Abstract

Evidence about the efficacy of statin treatment among patients after percutaneous coronary intervention (PCI) is very limited. The rapid advancement in PCI technology and near universal use of adjunctive cardioprotective medications make it necessary to formally assess the effect of statin therapy on cardiac events after PCI. This was a multicenter prospective cohort study. Patients who received stent implantation and survived to hospital discharge from the National Heart, Lung, and Blood Institute Dynamic Registry from 2004 to 2006 formed the study cohort. Patients with cardiogenic shock, in-hospital adverse events [including myocardial infarction and coronary artery bypass graft surgery (CABG)], liver disease, renal disease, alcoholism, or drug abuse were excluded.
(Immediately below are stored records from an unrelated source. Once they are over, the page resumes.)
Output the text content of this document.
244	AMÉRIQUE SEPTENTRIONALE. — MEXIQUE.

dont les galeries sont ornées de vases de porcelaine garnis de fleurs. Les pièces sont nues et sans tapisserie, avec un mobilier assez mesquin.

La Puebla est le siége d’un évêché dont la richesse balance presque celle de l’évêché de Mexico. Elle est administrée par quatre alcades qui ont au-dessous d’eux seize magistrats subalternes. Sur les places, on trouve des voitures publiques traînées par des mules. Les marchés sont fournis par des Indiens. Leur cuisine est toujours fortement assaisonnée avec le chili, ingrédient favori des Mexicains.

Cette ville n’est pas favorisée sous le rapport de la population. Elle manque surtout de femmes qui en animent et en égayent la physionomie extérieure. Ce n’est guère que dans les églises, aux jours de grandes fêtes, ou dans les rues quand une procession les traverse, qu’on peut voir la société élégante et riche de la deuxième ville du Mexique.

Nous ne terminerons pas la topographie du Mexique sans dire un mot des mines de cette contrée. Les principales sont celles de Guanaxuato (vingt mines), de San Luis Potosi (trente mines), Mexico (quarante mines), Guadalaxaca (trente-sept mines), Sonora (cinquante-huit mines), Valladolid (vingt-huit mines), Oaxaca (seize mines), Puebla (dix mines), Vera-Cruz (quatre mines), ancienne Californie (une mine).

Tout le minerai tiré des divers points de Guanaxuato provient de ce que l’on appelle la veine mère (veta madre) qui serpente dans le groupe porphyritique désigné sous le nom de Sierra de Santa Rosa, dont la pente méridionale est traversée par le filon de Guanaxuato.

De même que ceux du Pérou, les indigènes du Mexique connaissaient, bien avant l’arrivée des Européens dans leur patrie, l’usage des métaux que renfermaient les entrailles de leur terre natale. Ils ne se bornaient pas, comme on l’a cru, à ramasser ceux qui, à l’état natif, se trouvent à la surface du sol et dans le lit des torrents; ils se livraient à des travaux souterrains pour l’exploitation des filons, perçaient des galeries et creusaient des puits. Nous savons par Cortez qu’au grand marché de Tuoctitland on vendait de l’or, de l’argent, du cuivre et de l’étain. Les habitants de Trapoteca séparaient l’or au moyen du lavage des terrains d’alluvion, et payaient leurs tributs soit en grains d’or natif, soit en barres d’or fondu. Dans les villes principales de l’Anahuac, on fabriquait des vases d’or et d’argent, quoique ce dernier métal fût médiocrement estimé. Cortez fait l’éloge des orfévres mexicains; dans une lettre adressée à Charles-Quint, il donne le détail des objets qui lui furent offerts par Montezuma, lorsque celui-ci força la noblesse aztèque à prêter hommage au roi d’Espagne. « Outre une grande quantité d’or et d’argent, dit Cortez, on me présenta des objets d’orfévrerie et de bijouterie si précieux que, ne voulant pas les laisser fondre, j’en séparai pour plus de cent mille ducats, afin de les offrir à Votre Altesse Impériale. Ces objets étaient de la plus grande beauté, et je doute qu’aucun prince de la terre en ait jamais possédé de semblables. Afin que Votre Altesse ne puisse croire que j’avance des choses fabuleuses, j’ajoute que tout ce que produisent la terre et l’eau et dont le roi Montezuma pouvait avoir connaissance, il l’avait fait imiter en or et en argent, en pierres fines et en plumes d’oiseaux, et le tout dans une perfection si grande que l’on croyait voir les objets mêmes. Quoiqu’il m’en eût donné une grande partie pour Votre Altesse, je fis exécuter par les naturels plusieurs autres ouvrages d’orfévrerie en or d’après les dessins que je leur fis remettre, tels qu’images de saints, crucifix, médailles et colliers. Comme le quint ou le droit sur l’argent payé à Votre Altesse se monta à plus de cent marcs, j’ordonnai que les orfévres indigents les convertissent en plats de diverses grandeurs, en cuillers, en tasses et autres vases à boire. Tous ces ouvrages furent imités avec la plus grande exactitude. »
The occurrences of death, CABG, and repeat PCI, and repeat revascularization were collected over 1-year follow-up. Of the 3227 patients evaluated, 2737 (85%) were prescribed a statin at discharge. By 1-year follow-up, incident events were 98 deaths, 44 CABG, 290 repeat PCI procedures, and 328 repeat revascularizations. After propensity score adjustment, postdischarge statin therapy was associated with lower risks of death [hazard ratio (HR): 0.58, 95% confidence interval (CI): 0.36-0.93, P = 0.02], CABG (HR: 0.49, 95% CI: 0.24-1.00, P = 0.05), and repeat revascularization (HR: 0.74, 95% CI: 0.56-1.00, P = 0.05). These results support the routine use of statin therapy after PCI.